The Utility Group segment, including both the regulated electric distribution and transmission businesses, as well as the gas distribution business comprised of Yankee Gas, represents approximately 69 percent and 73 percent of NU's total revenues for the nine months ended September 30, 2004 and 2003, respectively, and includes the operations of the regulated electric utilities, CL&P, PSNH and WMECO, whose complete financial statements are included in NU's combined report on Form 10-Q. PSNH's distribution segment includes generation activities. Also included in this combined report on Form 10-Q is detailed information regarding CL&P's, PSNH's, and WMECO's transmission businesses. Utility Group revenues from the sale of electricity and natural gas primarily are derived from residential, commercial and industrial customers and are not dependent on any single customer.
The NU Enterprises merchant energy business segment includes Select Energy, NGC, the generation operations of HWP, and their respective subsidiaries, while the NU Enterprises eliminations and other business segment includes SESI, NGS, Woods Network, and their respective subsidiaries and intercompany eliminations. The results of NU Enterprises parent are also included within eliminations and other.
Effective January 1, 2004, Select Energy began serving a portion of CL&P's transitional standard offer (TSO) load for 2004. Total Select Energy revenues from CL&P for CL&P's standard offer load, TSO load and for other transactions with CL&P, represented approximately $474.9 million or 22 percent for the nine months ended September 30, 2004 and approximately $566.2 million or 30 percent for the nine months ended September 30, 2003, of total NU Enterprises' revenues. Total CL&P purchases from Select Energy are eliminated in consolidation.
Additionally, WMECO's purchases from Select Energy for standard offer and default service and for other transactions with Select Energy represented approximately $81.5 million and $110.3 million of total NU Enterprises' revenues for the nine months ended September 30, 2004 and 2003, respectively. Total WMECO purchases from Select Energy are eliminated in consolidation. Select Energy revenues related to contracts with NSTAR companies represented $251.6 million or 12 percent of total NU Enterprises' revenues for the nine months ended September 30, 2004. Select Energy also provides BGS in the New Jersey market. Select Energy revenues related to these contracts represented $238.5 million or 11 percent of total NU Enterprises' revenues for the nine months ended September 30, 2004 and $323.6 million or 17 percent for the nine months ended September 30, 2003. No other individual customer represented in excess of 10 percent of NU E nterprises' revenues for the nine months ended September 30, 2004 or 2003.
Eliminations and other in the NU consolidated tables includes the results for Mode 1 Communications, Inc., an investor in NEON, the results of the non-energy-related subsidiaries of Yankee (Yankee Energy Services Company, RMS, Yankee Energy Financial Services, and NorConn Properties, Inc.), the non-energy operations of HWP, the results of NU's parent and service companies, and write-downs of certain of the company's investments.
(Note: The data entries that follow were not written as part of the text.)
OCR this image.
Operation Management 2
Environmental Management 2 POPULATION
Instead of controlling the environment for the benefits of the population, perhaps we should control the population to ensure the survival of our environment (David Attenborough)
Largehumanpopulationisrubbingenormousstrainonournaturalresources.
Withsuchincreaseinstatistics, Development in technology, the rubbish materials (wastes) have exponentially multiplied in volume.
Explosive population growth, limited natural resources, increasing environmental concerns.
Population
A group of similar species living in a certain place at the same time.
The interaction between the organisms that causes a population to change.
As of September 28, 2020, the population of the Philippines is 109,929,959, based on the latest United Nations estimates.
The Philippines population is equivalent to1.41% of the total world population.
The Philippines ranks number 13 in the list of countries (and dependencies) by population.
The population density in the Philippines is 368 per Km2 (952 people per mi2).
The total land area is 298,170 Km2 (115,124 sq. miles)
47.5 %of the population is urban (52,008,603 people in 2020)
Interest expense included in eliminations and other primarily relates to the debt of NU parent. Inter-segment eliminations of revenues and expenses are also included in eliminations and other. Eliminations and other includes NU's investment in RMS. Virtually all of the assets and liabilities of RMS were sold on June 30, 2004.
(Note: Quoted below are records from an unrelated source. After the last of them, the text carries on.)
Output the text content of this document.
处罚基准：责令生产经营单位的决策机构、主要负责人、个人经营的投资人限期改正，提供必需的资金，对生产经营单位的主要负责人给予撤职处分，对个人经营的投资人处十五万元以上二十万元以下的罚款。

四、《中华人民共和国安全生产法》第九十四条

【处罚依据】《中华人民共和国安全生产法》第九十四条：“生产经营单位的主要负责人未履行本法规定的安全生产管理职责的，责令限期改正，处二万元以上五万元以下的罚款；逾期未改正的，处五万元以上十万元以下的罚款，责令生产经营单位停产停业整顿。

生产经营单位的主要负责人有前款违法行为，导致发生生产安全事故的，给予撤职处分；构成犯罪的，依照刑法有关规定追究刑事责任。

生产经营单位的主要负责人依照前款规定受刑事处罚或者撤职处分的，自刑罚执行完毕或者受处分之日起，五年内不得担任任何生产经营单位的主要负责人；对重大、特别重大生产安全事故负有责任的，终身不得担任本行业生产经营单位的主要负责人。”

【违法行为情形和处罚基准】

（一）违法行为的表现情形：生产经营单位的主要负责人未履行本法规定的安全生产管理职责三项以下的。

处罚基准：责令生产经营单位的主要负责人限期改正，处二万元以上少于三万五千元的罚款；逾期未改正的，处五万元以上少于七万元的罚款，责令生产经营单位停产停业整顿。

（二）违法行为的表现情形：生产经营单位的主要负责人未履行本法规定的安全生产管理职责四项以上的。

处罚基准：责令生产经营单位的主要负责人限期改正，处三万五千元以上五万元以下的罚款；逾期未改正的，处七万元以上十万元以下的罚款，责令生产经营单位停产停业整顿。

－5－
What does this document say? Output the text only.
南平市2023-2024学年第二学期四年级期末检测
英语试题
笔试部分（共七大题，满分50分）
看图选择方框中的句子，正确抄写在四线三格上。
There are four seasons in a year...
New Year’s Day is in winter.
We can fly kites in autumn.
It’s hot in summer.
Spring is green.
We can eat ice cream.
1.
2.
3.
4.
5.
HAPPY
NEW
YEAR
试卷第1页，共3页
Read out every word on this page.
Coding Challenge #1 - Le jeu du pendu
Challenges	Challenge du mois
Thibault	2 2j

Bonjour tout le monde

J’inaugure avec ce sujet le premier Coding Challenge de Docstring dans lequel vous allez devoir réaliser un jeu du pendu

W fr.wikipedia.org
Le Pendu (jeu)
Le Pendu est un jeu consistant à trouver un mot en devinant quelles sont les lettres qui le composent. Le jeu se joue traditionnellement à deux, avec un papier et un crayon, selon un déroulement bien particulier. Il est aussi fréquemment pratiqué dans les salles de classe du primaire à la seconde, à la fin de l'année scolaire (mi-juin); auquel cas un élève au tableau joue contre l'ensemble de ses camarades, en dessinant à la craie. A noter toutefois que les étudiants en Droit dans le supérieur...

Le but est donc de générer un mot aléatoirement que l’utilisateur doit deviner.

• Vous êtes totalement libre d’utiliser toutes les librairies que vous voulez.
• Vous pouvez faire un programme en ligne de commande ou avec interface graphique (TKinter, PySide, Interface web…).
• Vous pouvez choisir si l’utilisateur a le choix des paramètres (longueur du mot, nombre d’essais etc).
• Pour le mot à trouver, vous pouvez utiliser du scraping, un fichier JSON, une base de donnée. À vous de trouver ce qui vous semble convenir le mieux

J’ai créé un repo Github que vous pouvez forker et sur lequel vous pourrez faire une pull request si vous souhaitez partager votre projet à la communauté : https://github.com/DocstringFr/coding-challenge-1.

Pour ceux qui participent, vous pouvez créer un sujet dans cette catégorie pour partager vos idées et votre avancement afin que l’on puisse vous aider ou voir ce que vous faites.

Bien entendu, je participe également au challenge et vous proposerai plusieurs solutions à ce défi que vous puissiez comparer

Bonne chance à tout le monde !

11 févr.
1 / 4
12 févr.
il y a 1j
NU's segment information for the three months and nine months ended September 30, 2004 and 2003 is as follows (some amounts between segment schedules may not agree due to rounding):
For the Nine Months Ended September 30, 2004 | ||||||
Utility Group | ||||||
Distribution | NU | Eliminations | ||||
(Millions of Dollars) | Electric | Gas | Transmission | Enterprises | and Other | Totals |
Operating revenues | $3,061.4 | $ 291.4 | $105.4 | $2,156.4 | $(583.7) | $5,030.9 |
Depreciation and amortization | (340.2) | (19.4) | (16.2) | (14.5) | (1.7) | (392.0) |
Other operating expenses | (2,474.5) | (250.9) | (48.6) | (2,067.5) | 580.9 | (4,260.6) |
Operating income/(loss) | 246.7 | 21.1 | 40.6 | 74.4 | (4.5) | 378.3 |
Interest expense, net | (118.4) | (12.7) | (8.7) | (39.4) | (10.2) | (189.4) |
Other income/(loss), net | 10.9 | (0.8) | (0.3) | 5.3 | (2.4) | 12.7 |
Income tax (expense)/benefit | (48.8) | 0.9 | (8.0) | (14.6) | 2.5 | (68.0) |
Preferred dividends | (4.2) | - | - | - | - | (4.2) |
Net income/(loss) | $ 86.2 | $ 8.5 | $ 23.6 | $ 25.7 | $ (14.6) | $ 129.4 |
Total assets (1) | $8,359.6 | $1,072.8 | $ - | $2,113.7 | $ (4.7) | $11,541.4 |
Total investments in plant | $ 281.3 | $ 37.1 | $120.9 | $ 13.9 | $ 10.5 | $ 463.7 |
(1)
Information for segmenting total assets between electric distribution and transmission is not available at September 30, 2004. On a NU consolidated basis, these distribution and transmission assets are disclosed in the electric distribution column above.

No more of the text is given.